An artwork depicting how Alzheimer's Disease has confined one of her relatives has earned Bendigo artist Prue Wilkinson the people's choice award at the 2020 Top Arts exhibition.
Prue, who graduated from Girton Grammar School in 2019, painted the work as part of her VCE assessment.
It was then included in the Top Arts exhibition at the National Gallery of Victoria at the start of last year. The COVID-19 pandemic saw the exhibition extended until this year, when Prue was recognised with her award.
Titled Cage of Confusion, the portrait is of the father of Prue's aunt who has Alzheimer's Disease.
Prue said the work took her three weeks and is part of a series of works.
"There are three paintings on the same scale, each work took three weeks," she said. "Part of the theme was confinement. This was the confinement one of my relatives who had Alzheimer's. I spent a fair amount of time at Bupa where he is staying, speaking with his wife and people who affected by (the disease) as well as him.
"I could see how he was confined in body, his expression of being scared and lost confronting but it's something we need to talk about."
Prue said while the image can be confronting to people, it also connected with people.
"I think a lot of people in some way can connect to it," she said. "The painting itself is really confronting. You can't say visually pleasing but it's something you have to read into. Once (you do), you can understand why it looks the way it does.
"The NGV did story with me and the painting last year and a lot of people commented how much affected them. That realness is what connects people and helps people empathise with it."
Now 19 and studying fine arts at RMIT, Prue said she has enjoyed painting since she was young but stressed it was not a natural talent.

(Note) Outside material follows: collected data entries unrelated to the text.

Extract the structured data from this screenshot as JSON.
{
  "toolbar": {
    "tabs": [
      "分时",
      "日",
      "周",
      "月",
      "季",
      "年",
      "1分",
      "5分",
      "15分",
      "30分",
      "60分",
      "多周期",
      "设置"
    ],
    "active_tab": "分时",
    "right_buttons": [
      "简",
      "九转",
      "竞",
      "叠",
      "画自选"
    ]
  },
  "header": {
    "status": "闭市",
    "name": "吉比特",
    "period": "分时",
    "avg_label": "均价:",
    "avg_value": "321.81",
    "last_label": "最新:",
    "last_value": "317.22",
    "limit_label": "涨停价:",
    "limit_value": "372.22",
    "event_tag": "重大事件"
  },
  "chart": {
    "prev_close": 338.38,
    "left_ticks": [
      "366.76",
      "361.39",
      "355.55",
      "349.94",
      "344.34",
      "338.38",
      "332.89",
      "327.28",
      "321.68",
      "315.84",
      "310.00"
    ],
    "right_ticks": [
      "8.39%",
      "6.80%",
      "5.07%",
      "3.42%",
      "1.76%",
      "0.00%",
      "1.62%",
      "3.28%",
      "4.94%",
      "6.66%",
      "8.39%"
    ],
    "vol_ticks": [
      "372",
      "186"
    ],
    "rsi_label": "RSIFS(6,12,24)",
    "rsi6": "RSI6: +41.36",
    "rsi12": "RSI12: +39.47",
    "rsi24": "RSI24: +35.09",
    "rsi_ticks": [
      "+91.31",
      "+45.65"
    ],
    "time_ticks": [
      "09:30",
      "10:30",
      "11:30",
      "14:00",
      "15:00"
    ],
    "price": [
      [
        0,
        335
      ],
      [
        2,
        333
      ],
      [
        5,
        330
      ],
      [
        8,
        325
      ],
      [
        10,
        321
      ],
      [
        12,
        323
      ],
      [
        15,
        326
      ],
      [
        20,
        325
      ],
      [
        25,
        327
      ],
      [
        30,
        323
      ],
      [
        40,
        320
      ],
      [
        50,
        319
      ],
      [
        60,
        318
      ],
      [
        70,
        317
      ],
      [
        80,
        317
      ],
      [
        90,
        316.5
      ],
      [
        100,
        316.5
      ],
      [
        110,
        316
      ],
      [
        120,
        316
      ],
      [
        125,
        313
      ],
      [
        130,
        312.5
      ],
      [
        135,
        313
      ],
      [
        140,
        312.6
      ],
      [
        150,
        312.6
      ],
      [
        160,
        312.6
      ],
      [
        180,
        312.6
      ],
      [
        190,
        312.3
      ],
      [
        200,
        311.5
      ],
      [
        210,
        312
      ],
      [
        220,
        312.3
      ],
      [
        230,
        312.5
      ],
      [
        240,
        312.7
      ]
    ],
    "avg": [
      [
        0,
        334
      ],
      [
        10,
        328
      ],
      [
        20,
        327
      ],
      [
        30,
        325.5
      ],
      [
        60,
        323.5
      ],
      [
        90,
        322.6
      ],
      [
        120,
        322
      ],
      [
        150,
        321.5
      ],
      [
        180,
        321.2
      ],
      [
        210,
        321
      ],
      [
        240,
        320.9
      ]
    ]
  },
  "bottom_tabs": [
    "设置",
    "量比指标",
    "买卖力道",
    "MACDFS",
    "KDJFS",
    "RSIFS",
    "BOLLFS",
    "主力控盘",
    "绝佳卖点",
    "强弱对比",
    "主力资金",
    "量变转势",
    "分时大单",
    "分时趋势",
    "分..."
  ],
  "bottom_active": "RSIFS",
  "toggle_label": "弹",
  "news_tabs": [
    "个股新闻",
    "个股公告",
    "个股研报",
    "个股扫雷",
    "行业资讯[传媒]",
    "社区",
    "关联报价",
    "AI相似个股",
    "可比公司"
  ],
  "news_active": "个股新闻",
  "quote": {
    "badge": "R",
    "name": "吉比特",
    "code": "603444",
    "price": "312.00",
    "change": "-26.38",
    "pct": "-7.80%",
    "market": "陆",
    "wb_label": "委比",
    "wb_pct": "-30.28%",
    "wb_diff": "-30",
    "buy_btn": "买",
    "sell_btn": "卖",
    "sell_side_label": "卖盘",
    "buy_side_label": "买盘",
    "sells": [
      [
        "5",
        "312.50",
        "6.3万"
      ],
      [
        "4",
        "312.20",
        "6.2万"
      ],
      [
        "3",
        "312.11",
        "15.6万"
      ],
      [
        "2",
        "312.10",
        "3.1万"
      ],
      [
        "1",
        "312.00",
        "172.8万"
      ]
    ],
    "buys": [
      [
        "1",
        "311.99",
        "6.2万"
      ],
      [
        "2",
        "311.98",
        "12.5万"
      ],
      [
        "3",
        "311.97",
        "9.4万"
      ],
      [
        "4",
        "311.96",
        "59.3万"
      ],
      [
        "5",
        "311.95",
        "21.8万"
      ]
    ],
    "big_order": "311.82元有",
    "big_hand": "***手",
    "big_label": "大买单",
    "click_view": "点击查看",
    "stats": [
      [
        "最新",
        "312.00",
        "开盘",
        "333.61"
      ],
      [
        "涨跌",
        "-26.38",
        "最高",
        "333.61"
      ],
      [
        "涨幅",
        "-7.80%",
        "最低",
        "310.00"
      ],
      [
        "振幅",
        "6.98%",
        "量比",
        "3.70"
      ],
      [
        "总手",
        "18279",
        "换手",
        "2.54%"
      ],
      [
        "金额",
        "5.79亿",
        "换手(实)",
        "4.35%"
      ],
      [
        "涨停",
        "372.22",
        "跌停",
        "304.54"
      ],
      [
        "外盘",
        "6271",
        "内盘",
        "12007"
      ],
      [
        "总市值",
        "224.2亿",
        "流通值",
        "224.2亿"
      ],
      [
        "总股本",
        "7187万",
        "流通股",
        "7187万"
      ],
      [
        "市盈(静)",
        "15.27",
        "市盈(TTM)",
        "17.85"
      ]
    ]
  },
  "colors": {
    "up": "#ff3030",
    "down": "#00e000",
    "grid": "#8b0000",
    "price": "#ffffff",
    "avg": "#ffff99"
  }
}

"The moment I realised (painting) was something I really love to work hard at was when I was in primary school," she said. "I have still got drawings and paintings my family have kept that shows how much dedication and work I wanted to put in to art. It's not necessarily a talent. If you enjoy something and really love something, of course you will do it all the time and get better at it.
"I love how it puts me in my own little bubble, I can stay in my studio space for days on end."
Her passion for art meant Prue was always going to pursue it.
"I started (my RMIT) course because I knew it was something I loved and I would regret doing anything else," she said, "In that sense, I want to keep learning about art as long as can and see what path it takes me down.
"For people going into VCE or trying to decide on what they want to study, the message I want to reiterate is to do what you enjoy doing.
"There might be a stigma doing something in arts because it's not considered financially stable. I had a lot of people say 'what's my plan B". But it's a matter of how you measure success. If you spend every day of your life doing what you love, that's success."